Despite the simmering discontent in Iran, the US sanctions could in fact strengthen the Iranian government domestically. In the Wall Street Journal Barbara Slavin, the director of the Future of Iran Initiative at the Atlantic Council, argued that sanctions rarely lead to regime change because they cause poor people to become more dependent on government assistance.

In the longer term, the sanctionsseem likely to strengthen Iran’s hard-liners at the expense of moderates such as President Hassan Rouhani, who pushed for the nuclear deal. But for now, Rouhani’s condemnation of Trump’s decision seems to be playing well at home. In a speech on state television just before the sanctions were imposed, Rouhani told the country that he would not negotiate with the US without first securing concessions.

“If you stab someone with a knife and then say you want talks, then the first thing you have to do is remove the knife,” he said in the speech, Reuters reported. “We are always in favour of diplomacy and talks… but talks need honesty.”

According to the Associated Press, the hard-line Keyhan newspaper, which is frequently critical of Rouhani and other architects of the nuclear deal, featured a portrait of the Iranian president on its front page with the headline, “the way we can surpass all sanctions is to have unity.”

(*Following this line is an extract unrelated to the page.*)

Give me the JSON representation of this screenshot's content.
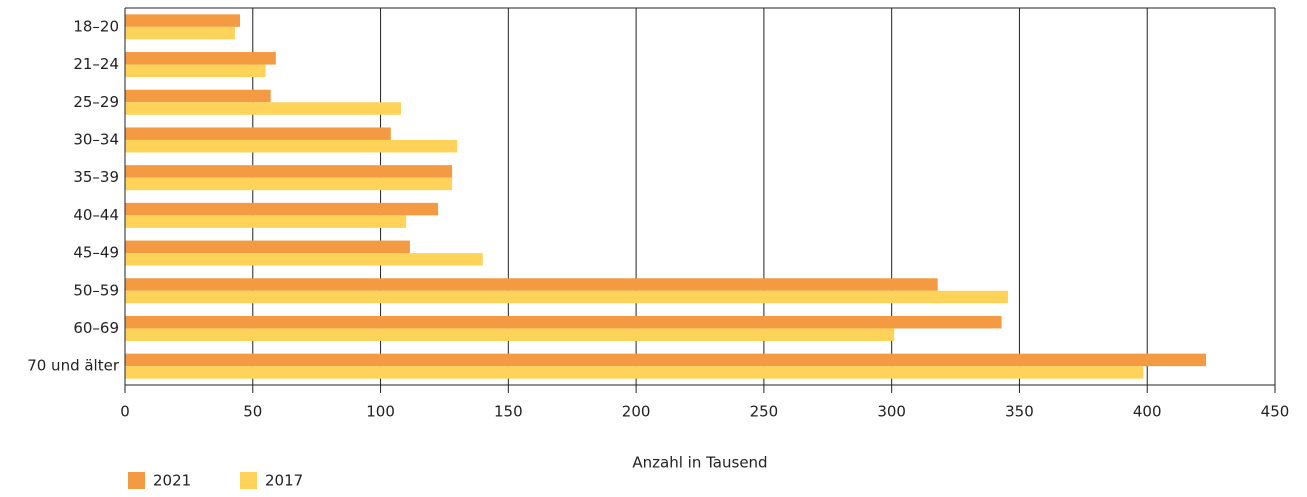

If the Trump administration’s real goal in imposing sanctions is regime change, it seems unlikely to succeed. It seems unlikely, too, that having torn-up a landmark nuclear deal that resulted from two years of diplomatic negotiations, Trump and his under-staffed State Department will be able to construct a better one. The president’s track record suggests he is much more skilled at breaking deals than making them – and now he has broken Iran’s trust and angered America’s allies.

By heightening the chance that Iran will restart its nuclear programme, Donald Trump has made the world a more dangerous place. But first, the people of Iran will suffer.